People Counting (Over Time)
People counting over time involves detecting and tracking different persons, and incrementing the count when a new person appears. This use case can reduce dependency on manual counting, and be applied to areas such as retail analytics, queue management, or occupancy monitoring.
Our solution automatically detects, tracks and counts people over time. This is explained in the How It Works section.
You may like to try it on this sample video.
How It Works
People counting over time comprises three main components:
Appearance embedding tracking, and
Incrementing the count.
1. Human Detection
We use an open source detection model known as JDE to detect persons. JDE has been trained on pedestrian detection and person search datasets. This allows the application to identify the locations of persons in a video feed. Each of these locations is represented as a pair of x, y coordinates in the form \([x_1, y_1, x_2, y_2]\), where \((x_1, y_1)\) is the top left corner of the bounding box, and \((x_2, y_2)\) is the bottom right. These are used to form the bounding box of each person detected. For more information on how to adjust the JDE node, check out the JDE configurable parameters.

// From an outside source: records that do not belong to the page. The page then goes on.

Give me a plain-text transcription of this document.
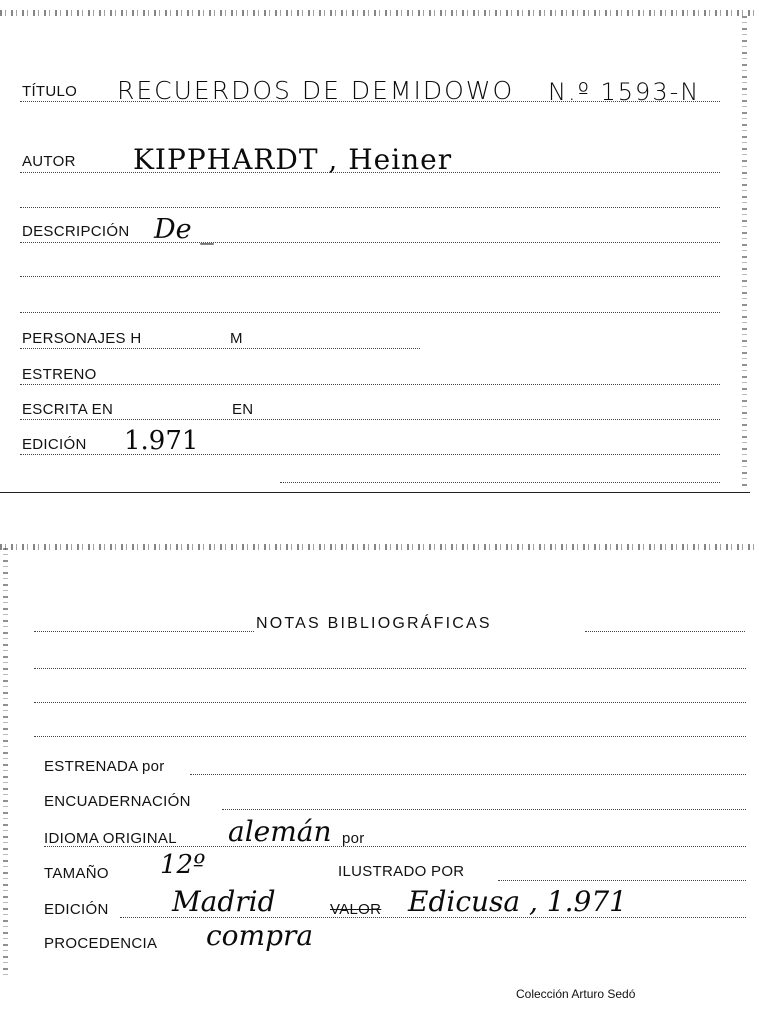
TÍTULO RECUERDOS DE DEMIDOWO N.º 1593-N
AUTOR KIPPHARDT , Heiner
DESCRIPCIÓN De _
PERSONAJES H	M
ESTRENO
ESCRITA EN	EN
EDICIÓN 1.971
NOTAS BIBLIOGRÁFICAS
ESTRENADA por
ENCUADERNACIÓN
IDIOMA ORIGINAL alemán por
TAMAÑO 12º	ILUSTRADO POR
EDICIÓN Madrid	VALOR Edicusa , 1.971
PROCEDENCIA compra
Colección Arturo Sedó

2. Appearance Embedding Tracking
To learn appearance embeddings for tracking, a metric learning algorithm with triplet loss is used. Observations are assigned to tracklets using the Hungarian algorithm. The Kalman filter is used to smooth the trajectories and predict the locations of previous tracklets in the current frame. The model outputs an ID for each detection based on the appearance embedding learned.
3. Incrementing the Count
Monotonically increasing integer IDs beginning from 0 are assigned to new unique persons. For example, the first tracked person is assigned an ID of 0, the second tracked person is assigned an ID of 1, and so on. Thus the total number of unique persons that have appeared in the entire duration is simply the cumulative maximum.

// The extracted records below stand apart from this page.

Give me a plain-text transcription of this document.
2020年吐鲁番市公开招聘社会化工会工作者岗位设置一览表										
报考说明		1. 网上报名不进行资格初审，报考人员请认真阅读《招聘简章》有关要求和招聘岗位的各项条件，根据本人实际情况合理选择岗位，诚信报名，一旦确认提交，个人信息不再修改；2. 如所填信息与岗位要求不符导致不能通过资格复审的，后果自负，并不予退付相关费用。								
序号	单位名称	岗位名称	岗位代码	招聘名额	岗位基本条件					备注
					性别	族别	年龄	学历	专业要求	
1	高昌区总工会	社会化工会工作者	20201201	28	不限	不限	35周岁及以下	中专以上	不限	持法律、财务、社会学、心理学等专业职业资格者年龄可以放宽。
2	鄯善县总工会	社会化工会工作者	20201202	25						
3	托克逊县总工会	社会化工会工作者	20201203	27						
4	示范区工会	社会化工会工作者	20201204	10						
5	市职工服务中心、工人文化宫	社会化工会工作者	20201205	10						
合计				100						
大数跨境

These are the nodes used in the earlier demo (also in people_counting_over_time.yml):
nodes: - input.visual: source: <path/to/video with people> - model.jde - dabble.statistics: maximum: obj_attrs["ids"] - draw.bbox - draw.tag: show: ["ids"] - draw.legend: show: ["cum_max"] - output.screen
1. JDE Node
This node employs a single network to simultaneously output detection results and the corresponding appearance embeddings of the detected boxes. Therefore JDE stands for Joint Detection and Embedding. Please take a look at the benchmarks of object tracking models that are included in PeekingDuck if you would like to use a different model or model type better suited to your use case.
2. Statistics Node
dabble.statistics node retrieves the maximum detected ID for each frame. If the ID
exceeds the previous maximum, the cum_max (cumulative maximum) is updated. As monotonically
increasing integer IDs beginning from 0 are assigned to new unique persons, the maximum ID is
equal to the total number of unique persons over time.
3. Adjusting Nodes
With regard to the
model.jde node, some common behaviors that you might want to adjust are:
iou_threshold: Specifies the threshold value for Intersection over Union of detections (default = 0.5).
score_threshold: Specifies the threshold values for the detection confidence (default = 0.5). You may want to lower this value to increase the number of detections.
nms_threshold: Specifies the threshold value for non-maximal suppression (default = 0.4). You may want to lower this value to increase the number of detections.
min_box_area: Specifies the minimum value for area of detected bounding box. Calculated by \(width \times height\) (default = 200).
track_buffer: Specifies the threshold to remove track if track is lost for more frames than this value (default = 30).
Counting People Within Zones
It is possible to extend this use case with the Zone Counting use case. For example, if a CCTV footage shows the entrance of a mall as well as a road, and we are only interested to apply people counting to the mall entrance, we could split the video into 2 different zones and only count the people within the chosen zone. An example of how this can be done is given in the Tracking People within a Zone tutorial.